Saturday a friend invited my husband and me to serve in an area of Memphis we don’t normally encounter. It was going to be an all day thing where we would connect with prostitutes, former prostitutes, and the poor, trying to show them love, grace, and acceptance.
But we didn’t go.
Elian had a men’s breakfast at church he was supposed to go to. When he got home, we were going to put our Christmas decorations up. And that night our Sunday School class had a Christmas party we had planned to attend.
So, naturally, we didn’t have time to serve. We were booked. OUR agenda was set. And, frankly, we weren’t interested in rearranging things to go serve. We weren’t motivated to find childcare for our girls so we could go be the hands and feet of Christ to a hurting world.
I decided early in the week we wouldn’t “be able” to serve on Saturday and let my friend know.
Fast forward to Friday morning.
I was sitting in the doctor’s office, and my phone rang.
My friend on the other end had some exciting news. “I know this is last minute,” he said, “but 3 tickets to the SEC Championship game just came across my desk.”
My brain stopped working.
“It’s in Atlanta at 4pm tomorrow. If you and Elian want to go, the tickets are yours.”
In case you don’t follow sports, this game was a huge deal. LSU – the #1 team in the country – was playing Georgia. In case you don’t follow me, I am a Georgia fan.
When the blood returned to my brain, I told my friend, “YES WE ARE INTERESTED! We can make this work! I’ll get the grandparents to keep the kids, we’ll leave early Saturday morning, we’ll pick you up on the way, and we’ll get to Atlanta just in time for kickoff.”
My wheels spun. Creative solutions abounded as I figured out how to get everything in order for a 24 hour road trip to Atlanta.
So Saturday morning we got up bright and early and began driving. About an hour into it, Elian said, “I’m feeling really convicted right now.”
“‘Bout what?” I said, cluelessly.
“We just bent over backward to find a way to get to this game this weekend, but we couldn’t be bothered to make arrangements in order to serve in Memphis today.”
My happy bubble burst.
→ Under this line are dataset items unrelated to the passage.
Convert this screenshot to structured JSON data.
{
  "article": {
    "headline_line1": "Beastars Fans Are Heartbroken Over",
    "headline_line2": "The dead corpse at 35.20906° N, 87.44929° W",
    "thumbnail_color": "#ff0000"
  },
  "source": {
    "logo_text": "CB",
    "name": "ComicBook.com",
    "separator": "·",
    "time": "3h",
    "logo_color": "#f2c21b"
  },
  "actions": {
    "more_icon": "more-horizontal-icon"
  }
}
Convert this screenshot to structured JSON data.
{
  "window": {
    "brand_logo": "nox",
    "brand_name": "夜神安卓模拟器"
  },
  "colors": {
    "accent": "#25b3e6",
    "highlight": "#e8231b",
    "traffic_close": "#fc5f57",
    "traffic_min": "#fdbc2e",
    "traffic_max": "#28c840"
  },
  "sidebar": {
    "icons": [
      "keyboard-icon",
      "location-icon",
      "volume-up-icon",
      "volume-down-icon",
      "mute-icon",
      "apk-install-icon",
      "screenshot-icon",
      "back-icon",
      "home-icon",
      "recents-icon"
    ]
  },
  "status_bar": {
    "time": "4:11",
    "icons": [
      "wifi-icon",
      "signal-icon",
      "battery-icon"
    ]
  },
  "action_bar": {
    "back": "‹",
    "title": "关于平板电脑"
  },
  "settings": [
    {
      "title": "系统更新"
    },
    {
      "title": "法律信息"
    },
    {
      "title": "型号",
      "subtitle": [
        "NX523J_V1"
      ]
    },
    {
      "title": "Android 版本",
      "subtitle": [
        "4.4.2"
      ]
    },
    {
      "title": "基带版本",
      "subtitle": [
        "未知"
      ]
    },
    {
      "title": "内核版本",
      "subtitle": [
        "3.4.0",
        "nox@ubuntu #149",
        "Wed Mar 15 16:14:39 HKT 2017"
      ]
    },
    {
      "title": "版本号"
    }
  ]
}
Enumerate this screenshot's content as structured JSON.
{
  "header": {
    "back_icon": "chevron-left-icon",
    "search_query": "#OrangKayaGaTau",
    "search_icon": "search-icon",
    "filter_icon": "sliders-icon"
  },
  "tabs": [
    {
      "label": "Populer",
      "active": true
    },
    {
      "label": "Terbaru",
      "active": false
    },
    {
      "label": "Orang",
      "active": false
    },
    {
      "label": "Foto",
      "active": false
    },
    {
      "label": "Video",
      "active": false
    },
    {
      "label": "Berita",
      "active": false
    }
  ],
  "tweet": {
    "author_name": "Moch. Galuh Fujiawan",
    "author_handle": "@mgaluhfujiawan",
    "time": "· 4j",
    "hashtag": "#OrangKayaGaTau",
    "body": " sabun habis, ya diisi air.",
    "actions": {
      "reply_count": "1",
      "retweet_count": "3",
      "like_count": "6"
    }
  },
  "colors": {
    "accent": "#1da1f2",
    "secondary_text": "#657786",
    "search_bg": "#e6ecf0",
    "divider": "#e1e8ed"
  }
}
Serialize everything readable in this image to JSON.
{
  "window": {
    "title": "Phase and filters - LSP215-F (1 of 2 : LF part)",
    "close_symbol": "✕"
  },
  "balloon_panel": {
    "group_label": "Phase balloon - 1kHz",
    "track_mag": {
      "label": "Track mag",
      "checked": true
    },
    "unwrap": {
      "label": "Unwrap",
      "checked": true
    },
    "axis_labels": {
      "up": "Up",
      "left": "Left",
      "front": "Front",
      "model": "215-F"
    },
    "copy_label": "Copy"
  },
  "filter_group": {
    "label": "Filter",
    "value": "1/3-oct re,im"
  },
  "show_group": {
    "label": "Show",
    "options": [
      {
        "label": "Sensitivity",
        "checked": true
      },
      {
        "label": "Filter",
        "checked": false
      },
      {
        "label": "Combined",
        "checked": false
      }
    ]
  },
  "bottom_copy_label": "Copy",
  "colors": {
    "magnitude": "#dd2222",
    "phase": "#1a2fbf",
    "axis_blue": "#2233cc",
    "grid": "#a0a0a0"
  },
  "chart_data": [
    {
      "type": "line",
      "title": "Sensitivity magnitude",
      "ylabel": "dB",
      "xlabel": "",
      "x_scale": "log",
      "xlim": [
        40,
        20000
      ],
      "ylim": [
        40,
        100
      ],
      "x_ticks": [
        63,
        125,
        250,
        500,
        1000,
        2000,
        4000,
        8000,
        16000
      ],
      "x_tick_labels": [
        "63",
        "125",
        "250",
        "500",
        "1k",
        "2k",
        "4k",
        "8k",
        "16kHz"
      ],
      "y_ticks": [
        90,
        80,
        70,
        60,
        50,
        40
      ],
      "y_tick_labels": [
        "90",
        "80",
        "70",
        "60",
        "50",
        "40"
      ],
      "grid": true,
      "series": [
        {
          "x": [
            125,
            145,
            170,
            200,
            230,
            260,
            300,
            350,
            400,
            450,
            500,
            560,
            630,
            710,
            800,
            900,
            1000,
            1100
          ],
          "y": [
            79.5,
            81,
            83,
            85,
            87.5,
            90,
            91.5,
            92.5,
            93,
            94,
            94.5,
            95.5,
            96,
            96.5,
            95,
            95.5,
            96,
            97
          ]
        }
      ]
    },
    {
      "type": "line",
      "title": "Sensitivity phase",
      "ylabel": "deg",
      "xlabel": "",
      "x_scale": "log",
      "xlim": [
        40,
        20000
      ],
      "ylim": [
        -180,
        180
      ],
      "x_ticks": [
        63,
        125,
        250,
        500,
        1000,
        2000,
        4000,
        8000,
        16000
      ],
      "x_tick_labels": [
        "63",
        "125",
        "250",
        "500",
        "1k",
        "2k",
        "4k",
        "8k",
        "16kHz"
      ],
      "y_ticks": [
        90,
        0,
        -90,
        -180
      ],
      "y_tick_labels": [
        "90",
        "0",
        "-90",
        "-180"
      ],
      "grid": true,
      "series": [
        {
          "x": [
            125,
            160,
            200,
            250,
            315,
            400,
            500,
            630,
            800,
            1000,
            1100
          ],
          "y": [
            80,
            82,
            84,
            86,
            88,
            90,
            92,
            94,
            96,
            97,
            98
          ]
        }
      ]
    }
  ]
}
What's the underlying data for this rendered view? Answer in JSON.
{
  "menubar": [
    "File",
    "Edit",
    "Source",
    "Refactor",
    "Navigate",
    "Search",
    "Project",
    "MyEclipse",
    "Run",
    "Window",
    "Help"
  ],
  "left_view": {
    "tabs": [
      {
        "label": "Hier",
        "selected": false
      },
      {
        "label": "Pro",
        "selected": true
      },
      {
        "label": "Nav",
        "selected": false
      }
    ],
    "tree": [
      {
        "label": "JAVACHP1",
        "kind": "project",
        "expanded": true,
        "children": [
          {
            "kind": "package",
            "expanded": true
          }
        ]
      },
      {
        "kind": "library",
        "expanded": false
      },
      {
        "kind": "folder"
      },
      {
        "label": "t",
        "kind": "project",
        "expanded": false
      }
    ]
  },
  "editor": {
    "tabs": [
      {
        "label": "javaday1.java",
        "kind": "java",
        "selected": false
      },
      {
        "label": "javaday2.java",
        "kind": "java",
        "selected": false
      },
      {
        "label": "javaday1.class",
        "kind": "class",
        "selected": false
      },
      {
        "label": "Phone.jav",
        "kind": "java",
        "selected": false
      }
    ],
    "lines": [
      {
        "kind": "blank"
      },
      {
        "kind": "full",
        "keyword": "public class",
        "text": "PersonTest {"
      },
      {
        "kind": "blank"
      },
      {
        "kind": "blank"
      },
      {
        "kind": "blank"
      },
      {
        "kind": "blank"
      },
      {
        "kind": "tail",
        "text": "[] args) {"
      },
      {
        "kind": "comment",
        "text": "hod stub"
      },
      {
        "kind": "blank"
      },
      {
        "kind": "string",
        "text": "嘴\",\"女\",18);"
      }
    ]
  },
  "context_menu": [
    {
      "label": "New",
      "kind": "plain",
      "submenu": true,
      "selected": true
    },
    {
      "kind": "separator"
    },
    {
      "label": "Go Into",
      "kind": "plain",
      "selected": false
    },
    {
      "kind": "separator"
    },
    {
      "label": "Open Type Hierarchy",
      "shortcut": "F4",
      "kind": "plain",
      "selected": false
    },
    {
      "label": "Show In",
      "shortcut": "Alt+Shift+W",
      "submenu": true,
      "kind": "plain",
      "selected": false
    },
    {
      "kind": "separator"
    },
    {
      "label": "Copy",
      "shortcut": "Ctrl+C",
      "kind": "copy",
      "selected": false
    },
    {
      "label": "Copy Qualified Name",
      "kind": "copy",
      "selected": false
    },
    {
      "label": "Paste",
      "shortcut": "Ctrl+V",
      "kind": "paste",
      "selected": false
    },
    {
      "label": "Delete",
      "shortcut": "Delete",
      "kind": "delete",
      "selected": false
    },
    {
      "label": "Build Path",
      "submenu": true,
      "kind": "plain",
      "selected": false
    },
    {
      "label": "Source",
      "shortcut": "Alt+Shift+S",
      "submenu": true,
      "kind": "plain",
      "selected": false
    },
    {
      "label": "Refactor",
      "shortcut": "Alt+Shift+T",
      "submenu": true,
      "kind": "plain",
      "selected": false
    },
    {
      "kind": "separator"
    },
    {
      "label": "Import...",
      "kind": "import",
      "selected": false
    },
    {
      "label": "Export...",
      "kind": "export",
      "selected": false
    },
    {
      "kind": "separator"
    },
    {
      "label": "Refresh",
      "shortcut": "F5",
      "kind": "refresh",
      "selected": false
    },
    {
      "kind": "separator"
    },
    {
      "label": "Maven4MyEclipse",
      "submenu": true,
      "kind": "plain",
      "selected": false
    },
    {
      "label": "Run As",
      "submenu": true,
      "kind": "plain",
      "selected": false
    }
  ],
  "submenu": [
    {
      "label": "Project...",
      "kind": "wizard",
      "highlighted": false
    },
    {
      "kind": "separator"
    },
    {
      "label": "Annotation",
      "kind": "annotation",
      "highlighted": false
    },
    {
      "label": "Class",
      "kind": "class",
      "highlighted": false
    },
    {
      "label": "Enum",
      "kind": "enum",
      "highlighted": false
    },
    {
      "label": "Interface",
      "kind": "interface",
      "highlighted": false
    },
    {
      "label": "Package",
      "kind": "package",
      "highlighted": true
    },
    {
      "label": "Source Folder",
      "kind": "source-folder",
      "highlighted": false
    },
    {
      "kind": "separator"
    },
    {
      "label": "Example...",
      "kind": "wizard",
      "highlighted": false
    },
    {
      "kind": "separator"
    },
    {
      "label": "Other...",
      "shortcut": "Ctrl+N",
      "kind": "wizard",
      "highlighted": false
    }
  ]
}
He was right. We sucked.
All of my excuses for not “being able” to serve were exposed for what they really were – lies.
I was able to serve. I was breathing, walking, and had the same childcare options I had for the game. I chose not to serve. And I choose not to serve often.
I shouldn’t be surprised, really. God has been whispering to me about my lack of service outside of the church walls a lot lately. But His whisper hasn’t motivated me to respond. Sure, I’ve kept my eyes open a little wider for opportunities to serve, but none that have come along have fit into my perfect box. They weren’t at the right time of day or in the right part of town or for the right length of time or with the right group of people.
But Saturday’s display of self-centeredness was God’s way of speaking a little louder on the subject. The truth is, even if I had already committed to serving on Saturday, the second those tickets were made available to me, I would’ve sacrificed the service opportunity in order to make the trip to Atlanta. In a heartbeat.
Which just highlights how my heartbeat is not for the things of the Lord.
God cares more about loving people than He does about football. And I should too.
God cares more about serving others than He does about decorating Christmas trees or having Christmas parties. And I should too.
God cares more about taking the Gospel to the ends of the Earth than He does about keeping it inside our churches. And I should too.
How will my priorities change? How will yours?
Wow, you just confirmed what a famous author once said, “There is nothing really to writing…you just sit down and open a vein.” But you not only opened your own vein you opened all our veins. Thank you?
I am impressed with your husband right now. What a sensitive conscience he has.
I am going to have a harder time justifying not serving now. Did I just write that?